The biggest problem he saw was that it was still open to attack from all sides. There was no physical barrier from infiltration. Being made up almost entirely of nanobots, anything could cause damage to the internal workings very easily. And no matter how many failsafe's he programmed into it, the hivemind would always have to worry about signals from outside attacking it. As he struggled with a solution, his mind wandered to when Olivia had shown up outside his father's ship, right after his father had saved him. The coincidence was just too much. Hadn't the ship made a comment about minerals in the asteroid belt preventing signals from being sent?
Dustin wondered if there were some way to utilize that, without preventing the hivemind from communicating with the nanobots.

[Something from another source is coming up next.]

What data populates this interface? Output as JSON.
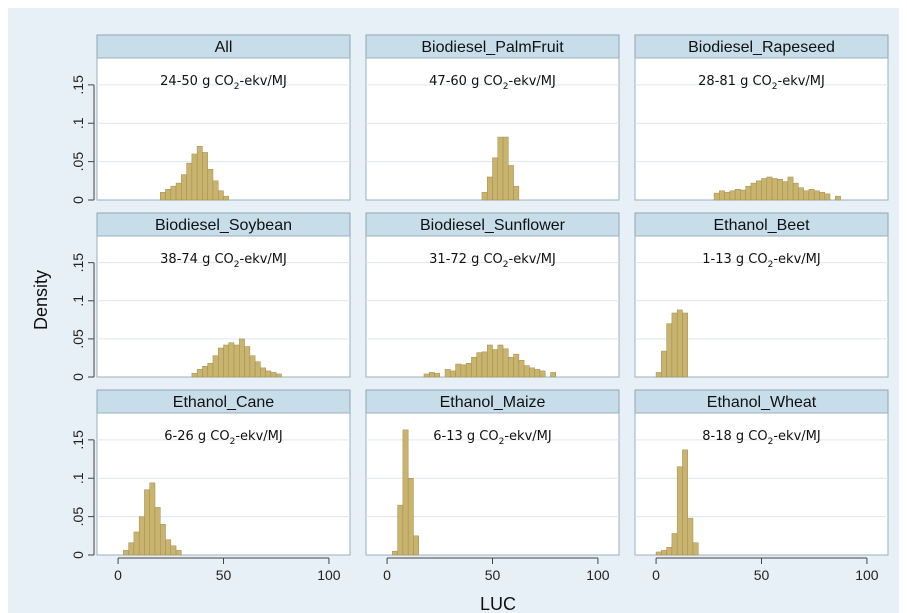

Floating among the stillness of the dead hivemind, thinking, Dustin became aware of activity hidden deep below all of the programs. Diving down to investigate, he wondered if it were the AI or some remains of the hivemind itself. It was a repair program, from the hivemind, trying to fix itself. He floated there, watching in amazement as this tiny program tweaked a little here and a little there, until moving on to the next thing. At the rate of its progress, the hivemind would take several years to repair itself. But it was still there!

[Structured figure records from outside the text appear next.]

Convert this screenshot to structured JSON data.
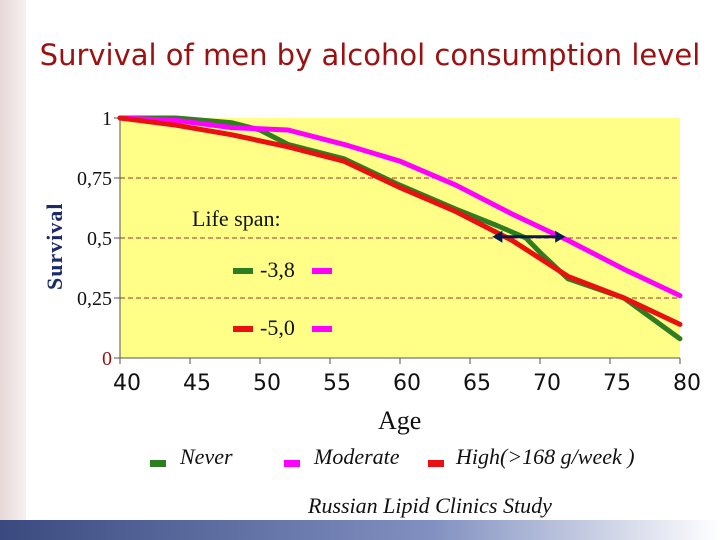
{
  "title": "Survival of men by alcohol consumption level",
  "colors": {
    "title": "#9b1010",
    "plot_bg": "#ffff88",
    "never": "#2e7d22",
    "moderate": "#ff00ff",
    "high": "#e81010"
  },
  "chart_data": {
    "type": "line",
    "xlabel": "Age",
    "ylabel": "Survival",
    "xlim": [
      40,
      80
    ],
    "ylim": [
      0,
      1
    ],
    "x_ticks": [
      "40",
      "45",
      "50",
      "55",
      "60",
      "65",
      "70",
      "75",
      "80"
    ],
    "y_ticks": [
      "0",
      "0,25",
      "0,5",
      "0,75",
      "1"
    ],
    "series": [
      {
        "name": "Never",
        "color": "#2e7d22",
        "x": [
          40,
          44,
          48,
          50,
          52,
          56,
          60,
          64,
          67,
          69,
          70,
          72,
          76,
          80
        ],
        "y": [
          1.0,
          1.0,
          0.98,
          0.95,
          0.89,
          0.83,
          0.72,
          0.62,
          0.55,
          0.5,
          0.44,
          0.33,
          0.25,
          0.08
        ]
      },
      {
        "name": "Moderate",
        "color": "#ff00ff",
        "x": [
          40,
          44,
          48,
          52,
          56,
          60,
          64,
          68,
          72,
          76,
          80
        ],
        "y": [
          1.0,
          0.99,
          0.96,
          0.95,
          0.89,
          0.82,
          0.72,
          0.6,
          0.49,
          0.37,
          0.26
        ]
      },
      {
        "name": "High(>168 g/week )",
        "color": "#e81010",
        "x": [
          40,
          44,
          48,
          52,
          56,
          60,
          64,
          68,
          72,
          76,
          80
        ],
        "y": [
          1.0,
          0.97,
          0.93,
          0.88,
          0.82,
          0.71,
          0.61,
          0.49,
          0.34,
          0.25,
          0.14
        ]
      }
    ],
    "annotation": {
      "label": "Life span:",
      "items": [
        {
          "value": "-3,8",
          "left_color": "#2e7d22",
          "right_color": "#ff00ff"
        },
        {
          "value": "-5,0",
          "left_color": "#e81010",
          "right_color": "#ff00ff"
        }
      ]
    }
  },
  "legend": {
    "items": [
      {
        "label": "Never",
        "color": "#2e7d22"
      },
      {
        "label": "Moderate",
        "color": "#ff00ff"
      },
      {
        "label": "High(>168 g/week )",
        "color": "#e81010"
      }
    ]
  },
  "source": "Russian Lipid Clinics Study"
}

Not wasting any more time, Dustin began to search each program, using the processing power of his own brain, coupled with the processing power of the hivemind itself, to ensure that all traces of the AI were gone. The few strands he found were no longer functioning, and were wiped easily.
Pulling out of the hivemind, he flew back to the ship. There wasn't a moment to waste. He had to get those minerals before the hivemind became too much more aware. No one bothered him as he flew to his seat, barely bothering to change back into his normal form and instructed the ship to jump back to the asteroid belts.
The bridge was just finishing up when they appeared next to the floating asteroids.
"What are we doing back here for?" asked Granny.
"Minerals," said Dustin, before sending the nanobots out to start harvesting the signal blocking minerals.
Kitteral grinned as he realized what was going on. "That hivemind of yours getting fixed?"
"Soon!" beamed Dustin, watching the cargo hold fill up carefully. The new energy the ship used to jump with could only handle so much, so as soon as the hold was filled as full as he dared to let it, he pulled back all of the nanobots and jumped back.
Despite the obvious lack of activity in the hivemind, Dustin dumped the minerals into space around it, before flying back to it. He wanted to oversee and speed up its repair, while making sure it didn't glitch anywhere. The AI had done some pretty severe damage to some of the programs, and he wasn't about to let a missed period here or there, cause a hiccup. The future of his people depended on him.
Several hours later, the hivemind was busy with nanobots zooming all over the place, repairing bits and pieces and utilizing the minerals he had dumped, to form a carapace around the central mind, protecting it from all outside signals that might hack it again.
"Thank you, Dustin," said the hivemind, knowing he was there, despite him not programming a way for it to register him. Already it was progressing further than the AI had.
Some of the programs that had made up the AI were being utilized to upgrade his hivemind, and Dustin didn't mind at all.